Computational Statistics & Data Analysis ( IF 1.5 ) Pub Date : 2021-04-16 , DOI: 10.1016/j.csda.2021.107251 Jianwei Shi , Guoyou Qin , Huichen Zhu , Zhongyi Zhu
In the big data era, practical applications often encounter incomplete data.

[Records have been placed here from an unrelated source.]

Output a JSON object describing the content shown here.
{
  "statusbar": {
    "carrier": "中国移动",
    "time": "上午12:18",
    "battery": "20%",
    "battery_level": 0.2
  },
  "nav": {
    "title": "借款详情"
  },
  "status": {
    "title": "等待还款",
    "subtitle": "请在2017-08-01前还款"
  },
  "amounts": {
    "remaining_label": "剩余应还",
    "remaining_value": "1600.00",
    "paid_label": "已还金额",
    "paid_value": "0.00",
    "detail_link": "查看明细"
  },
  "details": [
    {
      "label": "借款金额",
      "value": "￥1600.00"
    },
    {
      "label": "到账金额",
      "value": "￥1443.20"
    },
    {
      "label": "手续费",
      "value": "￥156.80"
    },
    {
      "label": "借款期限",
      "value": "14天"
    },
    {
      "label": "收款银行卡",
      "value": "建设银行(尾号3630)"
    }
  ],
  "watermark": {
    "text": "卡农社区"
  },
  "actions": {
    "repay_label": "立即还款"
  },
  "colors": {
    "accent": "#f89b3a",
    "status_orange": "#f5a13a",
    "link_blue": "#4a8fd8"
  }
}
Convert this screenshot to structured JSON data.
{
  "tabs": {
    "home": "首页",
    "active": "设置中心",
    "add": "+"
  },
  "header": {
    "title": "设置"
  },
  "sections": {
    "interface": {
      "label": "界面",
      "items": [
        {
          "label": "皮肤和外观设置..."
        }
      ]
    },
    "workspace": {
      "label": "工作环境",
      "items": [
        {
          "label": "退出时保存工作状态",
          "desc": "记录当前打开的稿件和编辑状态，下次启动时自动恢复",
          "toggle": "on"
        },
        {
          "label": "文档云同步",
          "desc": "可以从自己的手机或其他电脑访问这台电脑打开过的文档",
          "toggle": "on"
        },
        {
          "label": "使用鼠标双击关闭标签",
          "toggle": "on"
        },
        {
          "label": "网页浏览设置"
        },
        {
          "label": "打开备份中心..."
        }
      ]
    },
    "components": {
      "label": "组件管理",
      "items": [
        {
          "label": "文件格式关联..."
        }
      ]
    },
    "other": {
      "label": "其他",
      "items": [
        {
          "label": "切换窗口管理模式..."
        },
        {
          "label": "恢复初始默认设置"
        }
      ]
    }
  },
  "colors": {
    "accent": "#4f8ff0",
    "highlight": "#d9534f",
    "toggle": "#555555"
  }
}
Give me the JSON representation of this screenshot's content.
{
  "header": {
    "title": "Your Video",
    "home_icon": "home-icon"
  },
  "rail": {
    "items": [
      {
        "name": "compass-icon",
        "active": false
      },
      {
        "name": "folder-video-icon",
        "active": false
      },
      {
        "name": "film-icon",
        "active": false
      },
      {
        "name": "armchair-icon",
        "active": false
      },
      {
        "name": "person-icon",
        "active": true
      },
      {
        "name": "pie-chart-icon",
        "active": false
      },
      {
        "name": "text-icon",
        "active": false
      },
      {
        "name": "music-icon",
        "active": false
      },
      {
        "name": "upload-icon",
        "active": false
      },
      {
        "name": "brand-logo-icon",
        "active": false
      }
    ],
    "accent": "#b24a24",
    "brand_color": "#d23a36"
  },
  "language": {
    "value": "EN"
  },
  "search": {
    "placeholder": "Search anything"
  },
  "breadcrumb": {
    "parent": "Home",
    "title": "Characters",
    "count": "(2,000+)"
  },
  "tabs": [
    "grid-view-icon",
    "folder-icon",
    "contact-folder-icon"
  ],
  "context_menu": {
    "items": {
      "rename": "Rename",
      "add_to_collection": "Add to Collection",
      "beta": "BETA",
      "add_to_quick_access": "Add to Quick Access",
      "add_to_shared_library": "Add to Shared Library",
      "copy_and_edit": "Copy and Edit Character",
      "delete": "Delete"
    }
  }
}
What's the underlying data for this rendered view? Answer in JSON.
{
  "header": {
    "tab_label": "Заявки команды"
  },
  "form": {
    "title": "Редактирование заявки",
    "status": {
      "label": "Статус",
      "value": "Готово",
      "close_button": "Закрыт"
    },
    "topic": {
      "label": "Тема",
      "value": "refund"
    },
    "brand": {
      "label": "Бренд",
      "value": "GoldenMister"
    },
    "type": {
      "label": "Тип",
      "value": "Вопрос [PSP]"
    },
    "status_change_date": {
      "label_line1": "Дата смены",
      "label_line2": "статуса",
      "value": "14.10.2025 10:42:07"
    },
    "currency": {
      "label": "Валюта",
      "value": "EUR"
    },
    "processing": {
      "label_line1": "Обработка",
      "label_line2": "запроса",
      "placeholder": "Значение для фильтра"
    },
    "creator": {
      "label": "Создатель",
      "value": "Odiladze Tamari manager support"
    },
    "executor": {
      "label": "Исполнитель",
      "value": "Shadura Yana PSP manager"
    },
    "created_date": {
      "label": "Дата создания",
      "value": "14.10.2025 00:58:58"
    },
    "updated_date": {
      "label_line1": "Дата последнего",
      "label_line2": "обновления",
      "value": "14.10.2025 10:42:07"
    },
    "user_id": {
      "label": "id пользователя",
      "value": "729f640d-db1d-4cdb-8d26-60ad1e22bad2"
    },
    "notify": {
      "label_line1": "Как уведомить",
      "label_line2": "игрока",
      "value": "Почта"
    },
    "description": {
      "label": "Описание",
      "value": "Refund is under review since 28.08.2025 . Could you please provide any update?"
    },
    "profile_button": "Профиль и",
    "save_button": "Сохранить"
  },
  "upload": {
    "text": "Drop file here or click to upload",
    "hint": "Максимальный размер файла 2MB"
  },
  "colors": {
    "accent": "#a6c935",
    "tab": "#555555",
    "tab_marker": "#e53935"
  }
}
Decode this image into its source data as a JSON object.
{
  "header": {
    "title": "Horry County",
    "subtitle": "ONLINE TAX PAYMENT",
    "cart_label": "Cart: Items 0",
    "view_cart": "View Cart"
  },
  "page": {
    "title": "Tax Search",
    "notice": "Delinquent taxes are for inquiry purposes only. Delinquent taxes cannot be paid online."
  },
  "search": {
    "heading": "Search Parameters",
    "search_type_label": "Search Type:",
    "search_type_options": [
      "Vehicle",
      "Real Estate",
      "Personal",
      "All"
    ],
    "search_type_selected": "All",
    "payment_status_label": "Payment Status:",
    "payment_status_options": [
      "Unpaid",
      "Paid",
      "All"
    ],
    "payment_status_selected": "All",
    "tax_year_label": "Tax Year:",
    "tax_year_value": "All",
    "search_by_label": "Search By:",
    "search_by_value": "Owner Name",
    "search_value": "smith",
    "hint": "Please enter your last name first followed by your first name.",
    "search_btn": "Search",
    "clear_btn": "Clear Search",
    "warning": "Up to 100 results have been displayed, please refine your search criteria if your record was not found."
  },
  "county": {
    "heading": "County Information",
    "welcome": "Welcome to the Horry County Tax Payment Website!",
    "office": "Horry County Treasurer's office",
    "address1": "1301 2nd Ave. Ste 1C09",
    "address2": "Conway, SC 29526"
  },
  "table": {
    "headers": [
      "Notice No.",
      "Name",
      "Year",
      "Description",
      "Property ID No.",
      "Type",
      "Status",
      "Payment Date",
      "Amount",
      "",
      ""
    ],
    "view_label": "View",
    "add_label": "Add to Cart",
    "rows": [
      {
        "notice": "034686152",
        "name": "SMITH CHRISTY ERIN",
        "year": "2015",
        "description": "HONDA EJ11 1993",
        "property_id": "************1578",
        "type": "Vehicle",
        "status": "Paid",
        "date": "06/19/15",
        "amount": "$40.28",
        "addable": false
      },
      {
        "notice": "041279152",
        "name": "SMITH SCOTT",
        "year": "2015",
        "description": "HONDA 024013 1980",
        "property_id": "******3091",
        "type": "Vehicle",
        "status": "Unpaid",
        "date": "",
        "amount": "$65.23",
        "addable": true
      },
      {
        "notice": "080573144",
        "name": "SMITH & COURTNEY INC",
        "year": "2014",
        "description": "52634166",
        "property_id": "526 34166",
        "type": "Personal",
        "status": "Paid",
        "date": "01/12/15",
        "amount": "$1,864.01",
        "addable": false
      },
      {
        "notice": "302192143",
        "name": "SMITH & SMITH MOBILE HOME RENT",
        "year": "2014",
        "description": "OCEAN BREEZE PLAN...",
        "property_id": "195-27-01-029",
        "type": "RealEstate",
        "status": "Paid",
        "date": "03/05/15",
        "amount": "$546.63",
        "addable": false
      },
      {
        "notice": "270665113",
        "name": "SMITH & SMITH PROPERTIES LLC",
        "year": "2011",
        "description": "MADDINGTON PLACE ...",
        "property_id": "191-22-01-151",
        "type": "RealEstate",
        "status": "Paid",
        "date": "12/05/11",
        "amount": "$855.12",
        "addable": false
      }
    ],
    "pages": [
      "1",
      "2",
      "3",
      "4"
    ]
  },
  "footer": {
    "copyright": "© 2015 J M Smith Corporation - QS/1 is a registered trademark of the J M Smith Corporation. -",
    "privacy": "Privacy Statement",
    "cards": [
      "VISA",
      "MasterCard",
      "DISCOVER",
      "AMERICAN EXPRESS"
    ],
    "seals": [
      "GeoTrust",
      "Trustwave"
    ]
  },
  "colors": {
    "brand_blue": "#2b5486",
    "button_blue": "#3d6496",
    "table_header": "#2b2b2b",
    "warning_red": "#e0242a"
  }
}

Current distributed methods, ignoring missingness, may cause inconsistent estimates. Motivated by that, a distributed algorithm is developed for M-estimation with missing data. The proposed algorithm is communication-efficient, where only gradient information is transferred to the central machine. The parameters of interest and the nuisance parameters are simultaneously updated. Theoretically, it is shown that the proposed algorithm achieves a full sample performance after a moderate number of iterations. The influence of nuisance parameters on distributed M-estimation is also investigated. Simulations via synthetic data illustrate the effectiveness of the algorithm. At last, the algorithm is applied to a real data set.
中文翻译:
缺少数据的高效通信的分布式M估计
在大数据时代,实际应用中经常会遇到不完整的数据。当前的分布式方法忽略了缺失,可能会导致估算结果不一致。因此,开发了一种用于丢失数据的M估计的分布式算法。所提出的算法是通信有效的,其中仅梯度信息被传送到中央机器。感兴趣的参数和讨厌的参数被同时更新。从理论上讲,该算法在经过适度的迭代后可以达到完整的样本性能。干扰参数对分布式M的影响-估计也进行了调查。通过综合数据进行的仿真说明了该算法的有效性。最后,将该算法应用于真实数据集。